Sunday, April 29, 2012

Some hard lessons about college costs

In the political battle over college student loans, where will the SMART MONEY go? Democrats and Republicans both say they want to keep the interest rate on subsidized loans at 3.4 percent, but remain at odds over where the money should come from. Of course, what makes the issue so volatile in the first place is that college costs have been skyrocketing, but why? Our Cover Story is reported now by Rebecca Jarvis:

It's as picture-perfect as a college can get. But this idyllic campus outside of New York City is also a portrait of what college is America has become. Really, really expensive. ,/P>

In fact, Sarah Lawrence College has the dubious distinction of being perhaps the most expensive college in the nation.

The all-in costs to be a student there next year will top $60,000, for one year, said President Karen Lawrence.

She insists that her school, which provides an average of $31,000 in financial aid, is worth every penny.

"Ninety percent of our classes are seminars with an average of 11 or 12 in those classes," Lawrence said.

She says those small classes means lots of faculty, and that costs a lot. "Their salaries are not inflated, but you need more people, and that's where the money goes."

"In other industries, we found ways to produce things using fewer labor hours, using more technology," said Sandy Baum, a senior economics fellow at George Washington University (which, at $55,000 a year, is pretty pricey). "We haven't really figured out how to do that in education."

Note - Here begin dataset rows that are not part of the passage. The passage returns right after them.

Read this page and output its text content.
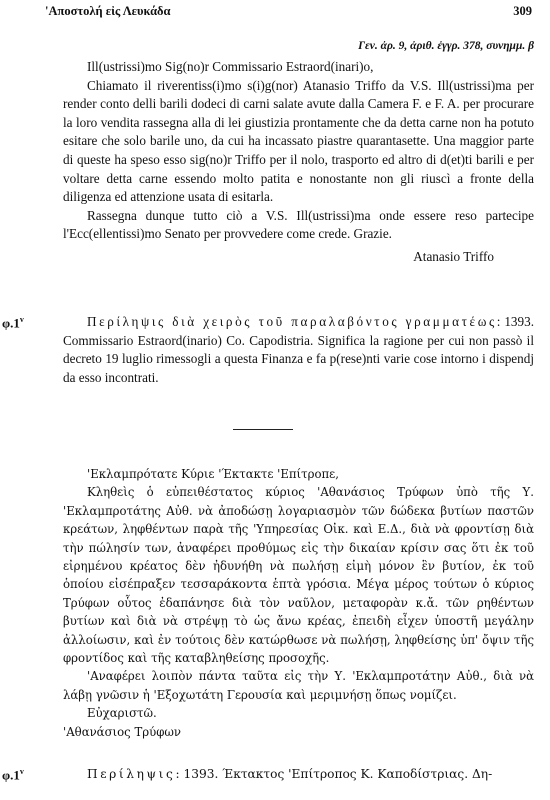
'Αποστολή εἰς Λευκάδα	309
Γεν. ἀρ. 9, ἀριθ. ἐγγρ. 378, συνημμ. β

Ill(ustrissi)mo Sig(no)r Commissario Estraord(inari)o,

Chiamato il riverentiss(i)mo s(i)g(nor) Atanasio Triffo da V.S. Ill(ustrissi)ma per render conto delli barili dodeci di carni salate avute dalla Camera F. e F. A. per procurare la loro vendita rassegna alla di lei giustizia prontamente che da detta carne non ha potuto esitare che solo barile uno, da cui ha incassato piastre quarantasette. Una maggior parte di queste ha speso esso sig(no)r Triffo per il nolo, trasporto ed altro di d(et)ti barili e per voltare detta carne essendo molto patita e nonostante non gli riuscì a fronte della diligenza ed attenzione usata di esitarla.

Rassegna dunque tutto ciò a V.S. Ill(ustrissi)ma onde essere reso partecipe l'Ecc(ellentissi)mo Senato per provvedere come crede. Grazie.

Atanasio Triffo

φ.1$^v$	Περίληψις διὰ χειρὸς τοῦ παραλαβόντος γραμματέως: 1393. Commissario Estraord(inario) Co. Capodistria. Significa la ragione per cui non passò il decreto 19 luglio rimessogli a questa Finanza e fa p(rese)nti varie cose intorno i dispendj da esso incontrati.

'Εκλαμπρότατε Κύριε 'Έκτακτε 'Επίτροπε,

Κληθεὶς ὁ εὐπειθέστατος κύριος 'Αθανάσιος Τρύφων ὑπὸ τῆς Υ. 'Εκλαμπροτάτης Αὐθ. νὰ ἀποδώσῃ λογαριασμὸν τῶν δώδεκα βυτίων παστῶν κρεάτων, ληφθέντων παρὰ τῆς 'Υπηρεσίας Οἰκ. καὶ Ε.Δ., διὰ νὰ φροντίσῃ διὰ τὴν πώλησίν των, ἀναφέρει προθύμως εἰς τὴν δικαίαν κρίσιν σας ὅτι ἐκ τοῦ εἰρημένου κρέατος δὲν ἠδυνήθη νὰ πωλήσῃ εἰμὴ μόνον ἓν βυτίον, ἐκ τοῦ ὁποίου εἰσέπραξεν τεσσαράκοντα ἑπτὰ γρόσια. Μέγα μέρος τούτων ὁ κύριος Τρύφων οὗτος ἐδαπάνησε διὰ τὸν ναῦλον, μεταφορὰν κ.ἄ. τῶν ρηθέντων βυτίων καὶ διὰ νὰ στρέψῃ τὸ ὡς ἄνω κρέας, ἐπειδὴ εἶχεν ὑποστῆ μεγάλην ἀλλοίωσιν, καὶ ἐν τούτοις δὲν κατώρθωσε νὰ πωλήσῃ, ληφθείσης ὑπ' ὄψιν τῆς φροντίδος καὶ τῆς καταβληθείσης προσοχῆς.

'Αναφέρει λοιπὸν πάντα ταῦτα εἰς τὴν Υ. 'Εκλαμπροτάτην Αὐθ., διὰ νὰ λάβῃ γνῶσιν ἡ 'Εξοχωτάτη Γερουσία καὶ μεριμνήσῃ ὅπως νομίζει.

Εὐχαριστῶ.

'Αθανάσιος Τρύφων

φ.1$^v$	Περίληψις: 1393. Έκτακτος 'Επίτροπος Κ. Καποδίστριας. Δη-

The result? College tuition has risen as twice the pace of inflation. In fact, they've doubled in 10 years.

Baum also said the increased cost is not due to faculty being paid lots of money: "Faculty salaries have been pretty stagnant. But their compensation goes up when health care costs go up."

And higher prices - combined with growing enrollment - means there's much more student debt. The nation's student loan bill now tops all the nation's credit card bills.

Mark Kantrowitz, the publisher of finaid.org, one of the country's leading financial aid websites, said, "More and more students are having difficulty paying for colleges, which often forces them to borrow more, so debt at graduation is increasing quite steadily."

Last year, according to Kantrowitz, the average debt at graduation was $27,200. "If you throw in the parent loans, it's $34,400."

Last month students showed at the Washington, D.C. offices of Sallie Mae, protesting the higher and higher cost of a higher education.

Last week, still more protests.

"I absolutely see this as a crisis," said Natalia Abrams, an Occupy Colleges organizer. "It seems that every state, every school proposes 10 percent increases every year."

Abrams estimated that at least once a week there is a protest at a school against student debt.

Interest rates for new federally-subsidized student loans are set to double this July. Last Tuesday, President Obama spoke out against increasing student debt by asking Congress to extend lower rates for federally-subsidized Stafford loans that are set to double this July. He also worked the college circuit, extolling an audience of students to speak up to Congress: "Tell them now is not the time to double interest rates on your student loans."

Mitt Romney also called for an extension of the lower rates, even though some Republican lawmakers have opposed it: "I totally support extending the low interest rate on student loans," he said.

But how to pay for it? House Republicans voted to use money set aside for the Obama health program. That's a non-starter for the president. For their part, Democrats proposed using money set aside for oil and gas companies.

All of this, in an economy struggling to create jobs for all the students with all that debt.

In Pittsburgh, Chelle Buffone, a recent political science graduate, calls student debt "one of the silent killers of the economy."